Nesta semana, o Vaticano disse que sua Congregação para a Doutrina da Fé estava avaliando o caso do bispo e que o papa Bento XVI em breve decidirá sobre o destino do bispo. Entre as possíveis punições, o papa poderia afastá-lo do sacerdócio.
Durante a entrevista, Vangheluwe negou que foi movido por motivações sexuais.
"Eu sempre estive envolvido com crianças e nunca senti a menor atração", ele disse. "Foi uma certa intimidade que se desenvolveu."
"Eu não tenho a impressão de que sou um pedófilo", ele prosseguiu. "Foi apenas um pequeno relacionamento. Eu não tinha a sensação de que meu sobrinho era contra – muito pelo contrário."
"Como começou?" ele disse. "Assim como em todas as famílias. Quando vinham me visitar, os sobrinhos dormiam comigo. Começou como uma brincadeira de meninos. Nunca se tratou de um estupro; nunca foi feito uso de violência física. Ele nunca me viu nu e nunca ocorreu penetração."
Vangheluwe disse que o mesmo se aplicava ao menino que sofreu abuso por um período mais curto e que o abuso se restringiu a tocar os genitais.
Políticos, incluindo o primeiro-ministro belga, se juntaram aos líderes da Igreja e a aqueles que fazem campanha em prol das vítimas no ataque aos comentários.
"Eu considero terrível o que ele disse", disse Yves Leterme, o primeiro-ministro belga. "Vai além do que é aceitável."
O sentimento foi repetido por Karine Lalieux, uma deputada belga que lidera uma comissão parlamentar sobre abuso sexual.
"Eu digo que é doentio, enojante", ele disse. "O sr. Vangheluwe não entendeu que cometeu crimes; ele está minimizando e relativizando seus crimes. Eu penso nas vítimas e no sofrimento delas."
Os advogados que representam as vítimas ficaram chocados.

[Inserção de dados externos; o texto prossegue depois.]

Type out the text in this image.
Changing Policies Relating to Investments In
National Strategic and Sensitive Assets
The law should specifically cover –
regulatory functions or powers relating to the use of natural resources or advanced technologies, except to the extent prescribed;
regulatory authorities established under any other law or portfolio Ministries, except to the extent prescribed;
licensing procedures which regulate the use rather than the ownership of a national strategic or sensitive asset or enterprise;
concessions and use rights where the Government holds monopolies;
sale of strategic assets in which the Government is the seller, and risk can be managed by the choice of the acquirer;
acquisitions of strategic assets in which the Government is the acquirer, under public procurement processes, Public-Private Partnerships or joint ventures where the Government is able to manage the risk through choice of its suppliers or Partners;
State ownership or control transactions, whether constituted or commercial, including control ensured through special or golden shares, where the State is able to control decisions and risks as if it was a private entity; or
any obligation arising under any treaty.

"Eu considero impressionante como este homem não sente nenhuma culpa, não demonstra nenhuma culpa", disse Christine Mussche, uma advogada de dezenas de pessoas que alegam ter sofrido abuso por um membro do clero. "Ele está dizendo que as vítimas também gostaram e não há nenhum sentimento de arrependimento."
Walter Van Steenbrugge, outro advogado que representa as vítimas, disse que nenhum sobrinho quis comentar.
Em uma declaração forte na sexta-feira, a Conferência dos Bispos da Bélgica disse que ficou "extremamente chocada com a forma como o bispo Vangheluwe minimizou e justificou suas ações e as consequências para as vítimas, seus familiares, fiéis e toda a sociedade".
Ela chamou as ações dele de "inaceitáveis" e disse que a entrevista "não correspondia" ao período de reflexão que o Vaticano pediu a ele.
"O tom da entrevista", disse a declaração, "contradiz completamente os esforços realizados nos últimos meses pra lidar de modo sério com o problema do abuso sexual, para ouvir as vítimas e tomar as medidas apropriadas".
Mas observadores notaram o dano causado aos esforços da Igreja para reparar sua imagem. Caroline Sägesser, uma cientista social da Université Libre de Bruxelles, disse que apesar dos eventos do ano passado, a Igreja "não parece ter entendido que a opinião pública está se tornando extremamente hostil contra ela".
Mas Vangheluwe, ela notou, agora está fora do controle dos bispos belgas –que insistiam em seu silêncio– e sob jurisdição do Vaticano, que está decidindo se o afasta do sacerdócio.
"Se há uma ocasião que exige resposta imediata e severa do papa, a entrevista de Vangheluwe na noite passada é ela" disse BishopAccountability.org, uma organização que monitora dados e documentos relacionados à crise de abusos católica. "Nós temos aqui um molestador de crianças confesso, até recentemente uma das autoridades mais poderosas na Igreja Católica belga, culpando despudoradamente suas vítimas jovens por seus crimes torpes."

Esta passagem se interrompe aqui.